Your IDE is the new HIPAA risk.
Most healthtech compliance reviews look at the database, the API, the cloud BAAs. The IDE rarely gets opened. That's where I keep finding leaks.
I run a software agency that builds in regulated industries. After 10 years of this work, I keep finding myself in the same conversation. A founder shows me their healthtech app, already in production with patient data flowing through it. Their team uses Cursor or Copilot. They've never thought about what those tools do with the codebase they see.
When an engineer asks Cursor to refactor a function, the surrounding context goes through Cursor's AWS infrastructure, then to OpenAI, Anthropic, Google, or Fireworks depending on the model. If indexing is on, embeddings persist in Turbopuffer. If web search runs, Exa sees the query. None of those vendors have signed a Business Associate Agreement with you. Specode wrote up the full data flow if you want to see the diagram.
People assume PHI means patient names and diagnoses. The Security Rule covers more than that. It protects the systems that handle PHI, which means a database schema with patient identifiers, an error log carrying a full request body, a URL with a record ID in the query string, even a .env with a connection string to a PHI database. All of it is regulated. All of it flows out of the machine the moment your engineer hits tab.
The current state of the major tools is more confusing than the marketing suggests.
Cursor doesn't sign BAAs. Privacy Mode prevents your code from being used to train models, which is useful, but every keystroke still routes through Cursor's servers and those of outside vendors. HIPAA applies to that transmission regardless of training settings. SOC 2 Type II covers general security and provides no useful information about HIPAA compliance.
GitHub Copilot Enterprise can be covered, but only by negotiating a BAA directly with Microsoft. Most teams running Copilot today are on Business or Personal plans, where it isn't available.
Claude Code can be covered, but the setup is specific: a Claude Enterprise plan, HIPAA toggled in admin settings, a signed BAA, and Zero Data Retention enabled at the org level. Self-serve doesn't get you there.
Replit, Bolt, and Lovable don't offer BAAs at all. Codeium and Tabnine sidestep the question by offering self-hosted enterprise tiers that keep code entirely within your infrastructure. If a vendor's BAA isn't available, taking their data flow out of the equation is the defensible alternative.
The newer surface, and probably the more dangerous one, is MCP.
Model Context Protocol lets an AI agent talk directly to an EHR, a billing system, a patient CRM. Elegant in design, almost completely unaudited in production. In 2025 alone, CVE-2025-54135 ("CurXecute") let a malicious Slack message, when summarized by Cursor's agent, rewrite an MCP config and execute arbitrary commands. Asana's MCP server had a bug that exposed data across customer instances. Neither is theoretical.
MCP is harder to govern than the IDE because traffic flows there. It runs within the client process and never touches your network the way an API call does, so your DLP and SIEM tools have no visibility into it.

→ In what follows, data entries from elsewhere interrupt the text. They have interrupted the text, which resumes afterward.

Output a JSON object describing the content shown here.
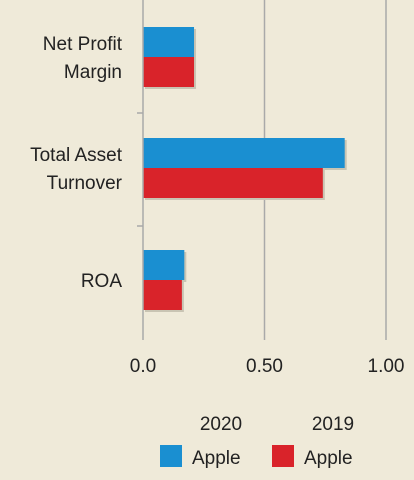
{
  "chart_data": {
    "type": "bar",
    "orientation": "horizontal",
    "categories": [
      [
        "Net Profit",
        "Margin"
      ],
      [
        "Total Asset",
        "Turnover"
      ],
      [
        "ROA"
      ]
    ],
    "series": [
      {
        "name": "Apple",
        "group": "2020",
        "color": "#1a8fd1",
        "values": [
          0.21,
          0.83,
          0.17
        ]
      },
      {
        "name": "Apple",
        "group": "2019",
        "color": "#d9232a",
        "values": [
          0.21,
          0.74,
          0.16
        ]
      }
    ],
    "xlim": [
      0,
      1.0
    ],
    "xticks": [
      0,
      0.5,
      1.0
    ],
    "xtick_labels": [
      "0.0",
      "0.50",
      "1.00"
    ],
    "grid": true,
    "legend_position": "bottom",
    "colors": {
      "background": "#efead9",
      "grid": "#a9a9a9",
      "axis": "#a9a9a9",
      "shadow": "#c9c4b3"
    }
  }
}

The audit obligations still apply.
A few approaches I've seen work in practice:
- Replacing real PHI with synthetic data early in development (Synthea generates fake patient records that pass for real ones in testing, which closes off most accidental exposure).
- Moving the codebase onto a stack with an unbroken BAA chain, which in practice has meant Claude Code on Enterprise with ZDR, or Copilot Enterprise with the BAA negotiated, or self-hosted Codeium for the few teams that wanted maximum isolation.
- Treating MCP like any other production dependency, with allowlisted servers, auth on every connection, and audit logs that survive the six years HIPAA requires.
A BAA covers the legal layer, no more. The technical configuration is a separate problem, and that's where I see most teams stuck. Every AI coding tool I've worked with optimizes for speed by default. That serves most users well, and healthcare priorities run in the opposite direction, with defaults that haven't been adjusted to match.
HIPAA penalties run between $141 and $2.1M per violation, and a full PHI flow audit takes a Tuesday afternoon. The teams that have done one are not the ones I worry about.
Where has your team landed on this? Still on personal-tier IDEs, or already migrated to a BAA-covered stack?